If a hacker were to gain access to your files he could use this phrase to steal all of your cryptocurrency. Don’t even take a picture of the seed phrase. Instead, write the phrase down by hand and make copies by hand to ensure that no digital copy of your seed phrase ever exists.

Store a copy of your seed phrase in separate locations. If you store hardware wallet and seed phrase backup in your home and there is a fire you will lose all of your cryptocurrency. There are no backups and no safeguards, that’s why it’s crucial that you keep backups of your seed phrase in multiple, safe locations.

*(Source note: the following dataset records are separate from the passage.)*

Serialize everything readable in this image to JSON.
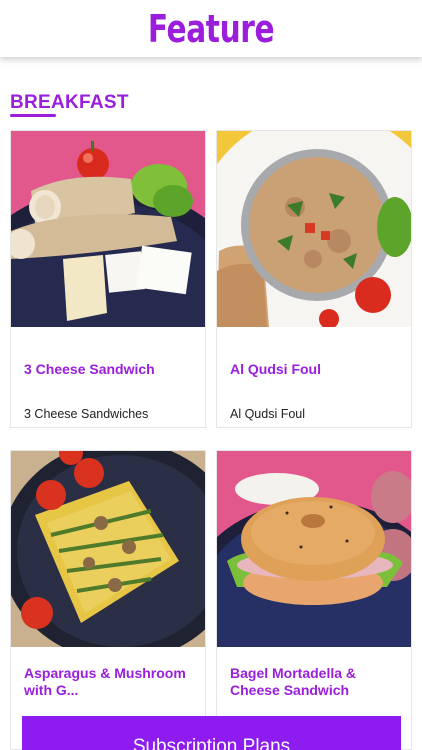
{
  "header": {
    "title": "Feature"
  },
  "section": {
    "title": "BREAKFAST"
  },
  "items": [
    {
      "title": "3 Cheese Sandwich",
      "subtitle": "3 Cheese Sandwiches"
    },
    {
      "title": "Al Qudsi Foul",
      "subtitle": "Al Qudsi Foul"
    },
    {
      "title": "Asparagus & Mushroom with G...",
      "subtitle": ""
    },
    {
      "title": "Bagel Mortadella & Cheese Sandwich",
      "subtitle": ""
    }
  ],
  "cta": {
    "label": "Subscription Plans"
  },
  "colors": {
    "accent": "#9A1EDB",
    "button": "#8E1CF0"
  }
}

So long as you follow these safety procedures a hardware wallet can be a very safe way to store your cryptocurrency. As a general rule of thumb, if your cryptocurrency investment exceeds the cost of a hardware wallet, $100 or more, it’s worth buying a hardware wallet. The two most popular manufacturers are Ledger and Trezor and more information on these devices is available online.

In summary, no matter how you choose to secure your crypto the important thing is that you do so! It’s fine to keep a small amount of Bitcoin in a hot wallet for easy spending but if you have long term investments a cold wallet is the only way to go.